Psychologists have known for some time that uplifting encouragement is not always well-received by people with low self esteem. Now, in a paper published in the latest issue of Journal of Personality and Social Psychology, researchers examine why this is, and come away with some counterintuitive suggestions.
[Researchers from the University of Waterloo and Wilfrid Laurier University] ran a bunch of experiments involving how to best support people with different levels of self-esteem. They found that so-called "positive reframing," which, as the name suggests, is an attempt to put negative events in their "proper" perspective, not only doesn't resonate with people with low self-esteem, but can actually fully backfire and make the comforter feel worse about themselves because their comforting is not working, potentially damaging their relationship with the person they're trying to comfort.

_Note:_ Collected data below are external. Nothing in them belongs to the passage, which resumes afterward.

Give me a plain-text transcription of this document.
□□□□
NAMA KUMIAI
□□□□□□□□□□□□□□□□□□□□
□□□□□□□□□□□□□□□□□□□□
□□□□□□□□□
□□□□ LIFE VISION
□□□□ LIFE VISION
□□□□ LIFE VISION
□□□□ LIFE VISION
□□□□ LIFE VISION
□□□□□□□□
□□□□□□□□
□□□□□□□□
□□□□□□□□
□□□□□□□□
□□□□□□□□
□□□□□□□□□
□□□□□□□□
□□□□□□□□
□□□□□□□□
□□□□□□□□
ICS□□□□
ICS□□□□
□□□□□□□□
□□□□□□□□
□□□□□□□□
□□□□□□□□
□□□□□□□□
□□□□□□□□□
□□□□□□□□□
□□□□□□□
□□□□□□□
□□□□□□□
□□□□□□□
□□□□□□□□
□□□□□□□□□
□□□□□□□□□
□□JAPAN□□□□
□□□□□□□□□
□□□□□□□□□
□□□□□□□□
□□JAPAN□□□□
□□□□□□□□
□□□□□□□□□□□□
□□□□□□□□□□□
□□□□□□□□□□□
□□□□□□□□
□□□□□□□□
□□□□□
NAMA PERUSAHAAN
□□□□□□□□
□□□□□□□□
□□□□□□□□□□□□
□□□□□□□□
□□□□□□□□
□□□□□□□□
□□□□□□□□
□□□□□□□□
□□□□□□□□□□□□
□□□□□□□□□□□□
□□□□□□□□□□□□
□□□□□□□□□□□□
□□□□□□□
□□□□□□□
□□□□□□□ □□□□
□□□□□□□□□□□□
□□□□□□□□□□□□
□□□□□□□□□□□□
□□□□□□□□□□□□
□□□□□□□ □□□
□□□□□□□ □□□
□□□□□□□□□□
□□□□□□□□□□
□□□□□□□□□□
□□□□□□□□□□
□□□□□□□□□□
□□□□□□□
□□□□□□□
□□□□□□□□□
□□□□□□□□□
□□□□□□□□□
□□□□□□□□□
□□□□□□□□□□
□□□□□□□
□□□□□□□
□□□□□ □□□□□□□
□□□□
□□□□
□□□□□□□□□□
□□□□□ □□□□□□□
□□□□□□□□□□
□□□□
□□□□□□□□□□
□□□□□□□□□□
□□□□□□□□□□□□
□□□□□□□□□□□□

"Negative validation"—that is, "support behaviors that communicate that the feelings, actions, or responses of the recipient are normal and appropriate to the situation"—did resonate with people with low self-esteem, on the other hand. (People with high self-esteem tended to respond well to either positive reframing or negative validation.)
So why don't people with low self-esteem respond to positive reframing? Taking the example of someone positively reframing their partner's anxiety about a job interview, the researchers write that positive reframing "may suggest to some ... that their anxiety about the upcoming event is unfounded and that their relationship partner does not truly understand or accept their feelings." The comforter may then react negatively to the comfortee's lack of responsiveness, leading to a negative cycle.
The upshot is that support in the form of encouragement or platitudes, no matter how well-intentioned, is often received by people with low self-esteem as alienating. "They feel as if people don't understand their issues and don't accept their feelings," explained University College at Waterloo's Denise Marigold, lead author of the study, in an interview with Today. "It almost demonstrates a lack of caring."
Negative validation, on the other hand, "communicate[s] that the feelings, actions, or responses of the recipient are normal and appropriate to the situation," and "express[es] appreciation for the recipient's predicament or for the difficulty of the situation," according to Marigold and her colleagues.
Complicating things further for those who would provide support is the observation that people with high self-esteem tend to resort to positive forms of validation even when they've been warned not to. This, the researchers say, only perpetuates the negative cycle that's fueled by the comforter's good intentions and the comfortee's lack of responsiveness. In such a scenario, the researchers posit, the best thing for the person offering support may actually be to allow their friend the space to process his feelings on his own.